I've made some closet space in an attic kneewall. So far it's just open cabinets made of 1/2" MDF, but I'd like to put some drawers in some of them. The drawers would be 30" wide and 24" deep. Would the MDF be able to hold this? What type of material would you recommend for the drawers?

Thanks,

-tiksi


----------



## cabinetman (Jul 5, 2007)

That will be a fairly large drawer. I would use as a minimum, 1/2" plywood for the 4 sides and bottom, like Baltic Birch, or Maple. Side mount full extension slides would work well. 

You could just rabbet the sides to accept the front and back.

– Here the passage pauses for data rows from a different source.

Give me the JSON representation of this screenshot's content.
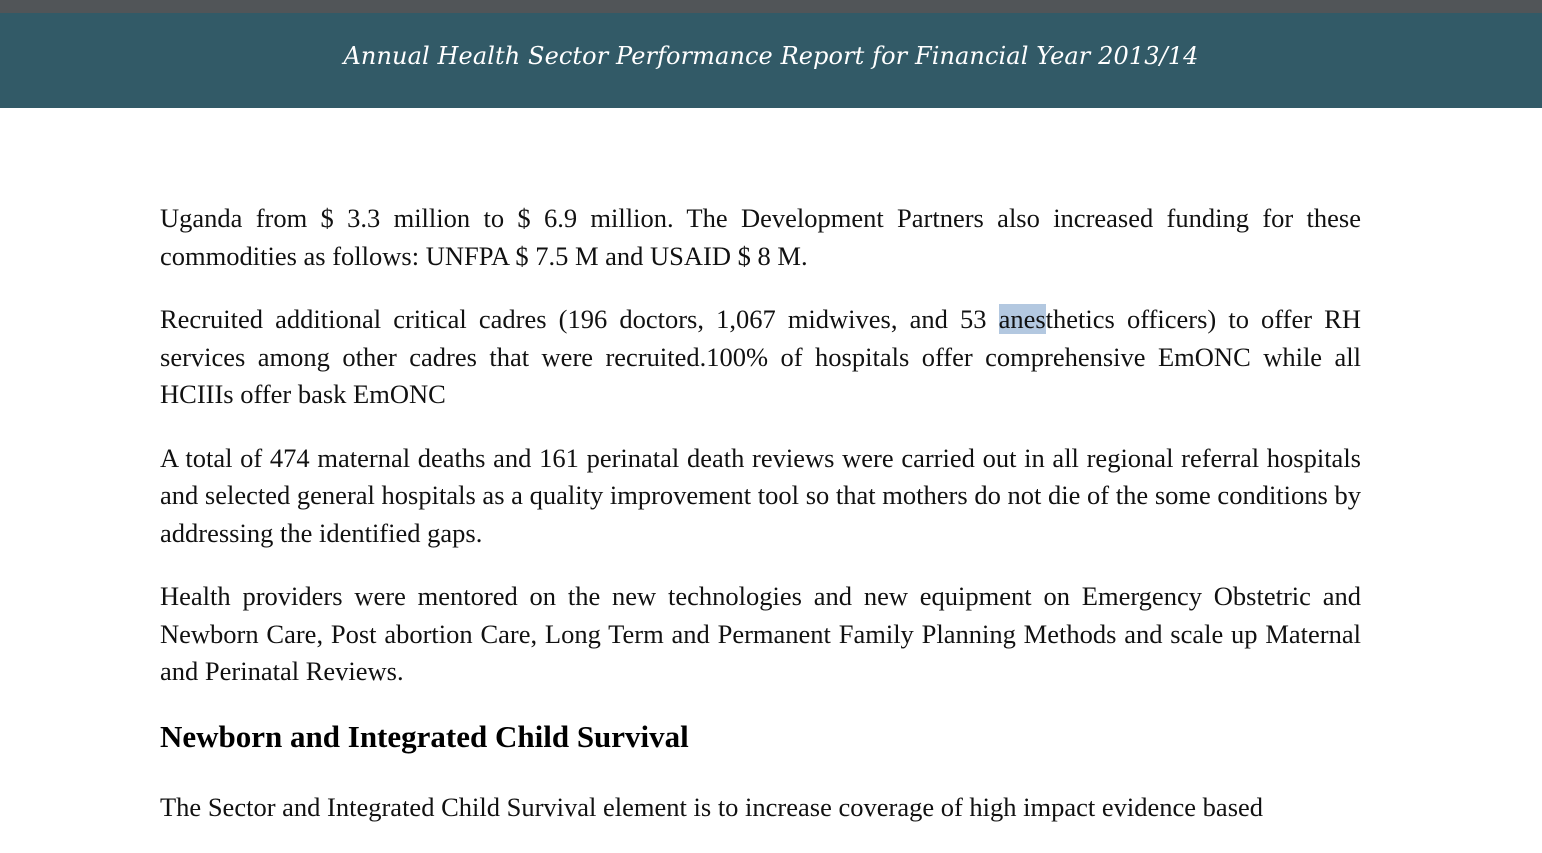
{
  "header": {
    "title": "Annual Health Sector Performance Report for Financial Year 2013/14"
  },
  "content": {
    "para1": "Uganda from $ 3.3 million to $ 6.9 million.  The Development Partners also increased funding for these commodities as follows: UNFPA $ 7.5 M and USAID $ 8 M.",
    "para2_before": "Recruited additional critical cadres (196 doctors, 1,067 midwives, and 53 ",
    "para2_selected": "anes",
    "para2_after": "thetics officers) to offer RH services among other cadres that were recruited.100% of hospitals offer comprehensive EmONC while all HCIIIs offer bask EmONC",
    "para3": "A total of 474 maternal deaths and 161 perinatal death reviews were carried out in all regional referral hospitals and selected general hospitals as a quality improvement tool so that mothers do not die of the some conditions by addressing the identified gaps.",
    "para4": "Health providers were mentored on the new technologies and new equipment on Emergency Obstetric and Newborn Care, Post abortion Care, Long Term and Permanent Family Planning Methods and scale up Maternal and Perinatal Reviews.",
    "heading": "Newborn and Integrated Child Survival",
    "cut_line": "The Sector and Integrated Child Survival element is to increase coverage of high impact evidence based"
  },
  "colors": {
    "header_bg": "#325a67",
    "top_strip": "#515558",
    "selection": "#b3c8e0"
  }
}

Run a groove on the sides and front to provide for the bottom. Cut the back short so the bottom will slide in and out.


----------



## tiksi (Jun 20, 2009)

*Thank you, but*

Thank you for your reply cabinetman!

So you think I need 1/2" for the drawer bottom? 1/4" wouldn't do?

But what I am more worried about is the cabinets themselves. They are made of 1/2" MDF and are large enough to house 30" x 24" drawers. Will the MDF be strong enough to hold these drawers? Or should I but in additional "walls" of plywood before I attempt installing drawer slides?


----------



## cabinetman (Jul 5, 2007)

tiksi said:


> Thank you for your reply cabinetman!
> 
> So you think I need 1/2" for the drawer bottom? 1/4" wouldn't do?
> 
> But what I am more worried about is the cabinets themselves. They are made of 1/2" MDF and are large enough to house 30" x 24" drawers. Will the MDF be strong enough to hold these drawers? Or should I but in additional "walls" of plywood before I attempt installing drawer slides?




If you're not going to put a lot of weight in them, ¼" might be sufficient. If you use side mount drawer slides the ½" MDF would likely be OK. If there is no face frame, maybe you could add one. If you don't have a real reason for the need for that width of drawers, maybe divide the opening and install two narrow ones.


----------